NIMBY is a huge problem in parts of California and other states, and it's one of the factors that makes housing so scarce.
Exactly.
In most places, developers can build up to what a location is zoned for. In SF, everything requires neighborhood approval, which quickly devolves to political approval.
Here in SF, the building regulations and political rancor surrounding development are so severe that we added fewer than 300 housing units per year for a long while, all while the economy expanded.
The new political balance on the Board of Supervisors is pro-development, so cranes have been popping up all over. If things continue on the current path, the number of housing units in San Francisco will increase by over 10% across the next 7 years.
However, for this upcoming election, SF's only contested race is a blast-from-the-past anti-development guy against a slightly weak pro-development Supervisor. If the balance of power on the Board of Supervisors changes, anti-development is in again.

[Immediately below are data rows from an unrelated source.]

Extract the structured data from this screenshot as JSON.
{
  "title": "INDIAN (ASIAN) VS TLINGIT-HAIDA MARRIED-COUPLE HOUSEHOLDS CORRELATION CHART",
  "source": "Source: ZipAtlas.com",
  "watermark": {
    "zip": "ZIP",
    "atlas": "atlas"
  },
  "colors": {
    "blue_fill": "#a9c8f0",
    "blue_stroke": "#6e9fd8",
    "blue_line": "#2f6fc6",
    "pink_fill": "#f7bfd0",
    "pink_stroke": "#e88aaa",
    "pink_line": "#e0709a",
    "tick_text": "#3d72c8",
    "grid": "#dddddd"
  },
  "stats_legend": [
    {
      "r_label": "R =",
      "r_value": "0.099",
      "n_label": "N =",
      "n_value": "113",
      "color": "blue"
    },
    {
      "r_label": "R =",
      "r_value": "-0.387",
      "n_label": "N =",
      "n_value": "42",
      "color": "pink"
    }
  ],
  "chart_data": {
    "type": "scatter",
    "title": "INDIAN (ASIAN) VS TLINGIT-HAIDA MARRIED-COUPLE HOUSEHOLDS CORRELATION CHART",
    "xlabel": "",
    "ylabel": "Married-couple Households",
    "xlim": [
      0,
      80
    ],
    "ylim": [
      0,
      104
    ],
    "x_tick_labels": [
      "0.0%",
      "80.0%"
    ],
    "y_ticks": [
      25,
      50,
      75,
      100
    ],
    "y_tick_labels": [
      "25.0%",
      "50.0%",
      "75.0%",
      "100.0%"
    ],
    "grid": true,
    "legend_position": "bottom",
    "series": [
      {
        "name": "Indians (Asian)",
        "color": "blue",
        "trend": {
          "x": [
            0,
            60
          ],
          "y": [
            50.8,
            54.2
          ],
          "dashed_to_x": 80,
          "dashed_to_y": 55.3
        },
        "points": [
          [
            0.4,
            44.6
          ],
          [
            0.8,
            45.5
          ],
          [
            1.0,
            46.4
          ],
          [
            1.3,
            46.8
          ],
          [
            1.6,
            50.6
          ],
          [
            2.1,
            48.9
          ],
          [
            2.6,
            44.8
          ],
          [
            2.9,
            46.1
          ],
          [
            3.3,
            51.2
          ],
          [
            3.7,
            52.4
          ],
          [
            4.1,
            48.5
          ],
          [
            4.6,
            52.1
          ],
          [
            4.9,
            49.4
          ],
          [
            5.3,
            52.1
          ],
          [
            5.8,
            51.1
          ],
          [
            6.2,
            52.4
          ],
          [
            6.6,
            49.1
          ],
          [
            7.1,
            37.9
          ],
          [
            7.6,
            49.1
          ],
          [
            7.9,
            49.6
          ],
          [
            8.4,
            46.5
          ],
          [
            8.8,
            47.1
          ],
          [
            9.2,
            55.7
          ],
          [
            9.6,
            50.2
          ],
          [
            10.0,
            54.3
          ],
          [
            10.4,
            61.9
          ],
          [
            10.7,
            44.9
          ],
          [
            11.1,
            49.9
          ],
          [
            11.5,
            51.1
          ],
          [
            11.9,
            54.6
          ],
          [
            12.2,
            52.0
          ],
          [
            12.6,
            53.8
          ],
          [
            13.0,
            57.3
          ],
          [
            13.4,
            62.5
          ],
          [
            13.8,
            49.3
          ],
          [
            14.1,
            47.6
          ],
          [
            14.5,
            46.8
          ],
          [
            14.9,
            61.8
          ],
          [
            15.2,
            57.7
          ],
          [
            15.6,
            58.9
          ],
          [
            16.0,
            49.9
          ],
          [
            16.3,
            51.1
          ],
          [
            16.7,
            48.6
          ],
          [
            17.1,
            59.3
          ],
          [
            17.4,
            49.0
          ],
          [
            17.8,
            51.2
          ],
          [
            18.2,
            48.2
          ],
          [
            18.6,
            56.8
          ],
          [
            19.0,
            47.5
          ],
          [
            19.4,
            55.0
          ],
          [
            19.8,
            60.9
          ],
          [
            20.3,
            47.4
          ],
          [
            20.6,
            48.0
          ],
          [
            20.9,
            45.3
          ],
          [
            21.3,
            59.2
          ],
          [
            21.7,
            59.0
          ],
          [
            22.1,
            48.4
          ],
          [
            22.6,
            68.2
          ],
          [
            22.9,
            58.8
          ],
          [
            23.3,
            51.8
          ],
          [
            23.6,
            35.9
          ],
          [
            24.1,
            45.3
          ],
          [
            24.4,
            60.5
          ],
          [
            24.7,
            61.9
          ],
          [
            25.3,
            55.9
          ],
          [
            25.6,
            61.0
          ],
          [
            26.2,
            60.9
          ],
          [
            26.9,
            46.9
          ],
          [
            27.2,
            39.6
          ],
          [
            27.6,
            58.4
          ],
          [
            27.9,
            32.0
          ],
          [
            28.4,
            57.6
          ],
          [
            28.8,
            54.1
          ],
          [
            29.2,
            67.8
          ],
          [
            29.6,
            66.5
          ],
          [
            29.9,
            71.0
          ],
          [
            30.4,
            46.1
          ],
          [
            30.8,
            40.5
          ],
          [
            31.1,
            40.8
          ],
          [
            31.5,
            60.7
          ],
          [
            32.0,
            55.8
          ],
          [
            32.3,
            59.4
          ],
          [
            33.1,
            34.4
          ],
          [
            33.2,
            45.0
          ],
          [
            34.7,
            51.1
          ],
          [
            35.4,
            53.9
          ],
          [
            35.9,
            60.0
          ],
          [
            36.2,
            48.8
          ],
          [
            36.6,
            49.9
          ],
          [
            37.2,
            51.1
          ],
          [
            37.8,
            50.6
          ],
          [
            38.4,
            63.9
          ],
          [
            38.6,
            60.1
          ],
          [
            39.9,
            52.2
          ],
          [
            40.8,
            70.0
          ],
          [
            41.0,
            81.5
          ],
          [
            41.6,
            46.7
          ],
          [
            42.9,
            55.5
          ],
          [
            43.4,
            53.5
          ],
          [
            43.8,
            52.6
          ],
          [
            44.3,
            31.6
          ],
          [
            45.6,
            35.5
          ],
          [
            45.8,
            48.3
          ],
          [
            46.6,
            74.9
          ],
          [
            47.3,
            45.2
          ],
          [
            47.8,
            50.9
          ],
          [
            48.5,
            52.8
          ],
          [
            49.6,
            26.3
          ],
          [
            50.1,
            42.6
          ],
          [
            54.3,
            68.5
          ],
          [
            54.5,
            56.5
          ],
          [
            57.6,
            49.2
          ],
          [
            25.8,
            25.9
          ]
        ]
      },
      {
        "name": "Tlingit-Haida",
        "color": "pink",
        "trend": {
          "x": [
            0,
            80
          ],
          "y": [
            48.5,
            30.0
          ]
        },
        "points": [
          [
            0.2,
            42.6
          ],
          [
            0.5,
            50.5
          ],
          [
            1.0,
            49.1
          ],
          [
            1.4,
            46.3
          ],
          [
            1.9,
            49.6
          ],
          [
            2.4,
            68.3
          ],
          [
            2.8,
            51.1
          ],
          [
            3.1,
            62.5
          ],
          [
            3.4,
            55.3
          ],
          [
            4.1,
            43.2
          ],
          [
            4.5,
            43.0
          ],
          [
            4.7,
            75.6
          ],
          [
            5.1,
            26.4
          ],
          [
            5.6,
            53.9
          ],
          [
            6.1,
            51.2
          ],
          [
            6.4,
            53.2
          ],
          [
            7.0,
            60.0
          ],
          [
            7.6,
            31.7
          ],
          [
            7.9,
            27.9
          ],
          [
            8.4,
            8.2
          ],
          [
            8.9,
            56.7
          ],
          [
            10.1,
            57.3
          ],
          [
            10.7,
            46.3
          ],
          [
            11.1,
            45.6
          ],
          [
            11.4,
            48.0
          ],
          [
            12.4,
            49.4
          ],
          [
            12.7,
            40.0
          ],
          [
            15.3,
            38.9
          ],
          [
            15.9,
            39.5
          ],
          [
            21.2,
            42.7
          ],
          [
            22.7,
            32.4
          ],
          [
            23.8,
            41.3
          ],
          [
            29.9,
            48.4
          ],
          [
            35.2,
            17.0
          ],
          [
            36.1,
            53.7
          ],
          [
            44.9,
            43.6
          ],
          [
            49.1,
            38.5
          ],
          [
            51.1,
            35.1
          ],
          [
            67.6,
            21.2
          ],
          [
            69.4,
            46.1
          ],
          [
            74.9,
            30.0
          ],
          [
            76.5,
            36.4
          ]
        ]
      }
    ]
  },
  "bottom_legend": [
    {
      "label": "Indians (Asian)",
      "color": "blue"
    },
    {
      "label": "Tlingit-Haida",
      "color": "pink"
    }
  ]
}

One more note: Economists keep saying that rich homeowners keep development out in order to inflate their property values. That's not the case in the bay area. Here, representatives of poor people (or folks who claim to be so) oppose new housing on the theory that rich people would move into it.
Then all the poor people get priced out. So the activists get more admant that there be no new housing, lest rich people move in. Vicious cycle.
Know what else is on the ballot this time? A ban on new housing in one of SF's most popular neighborhoods. Sigh.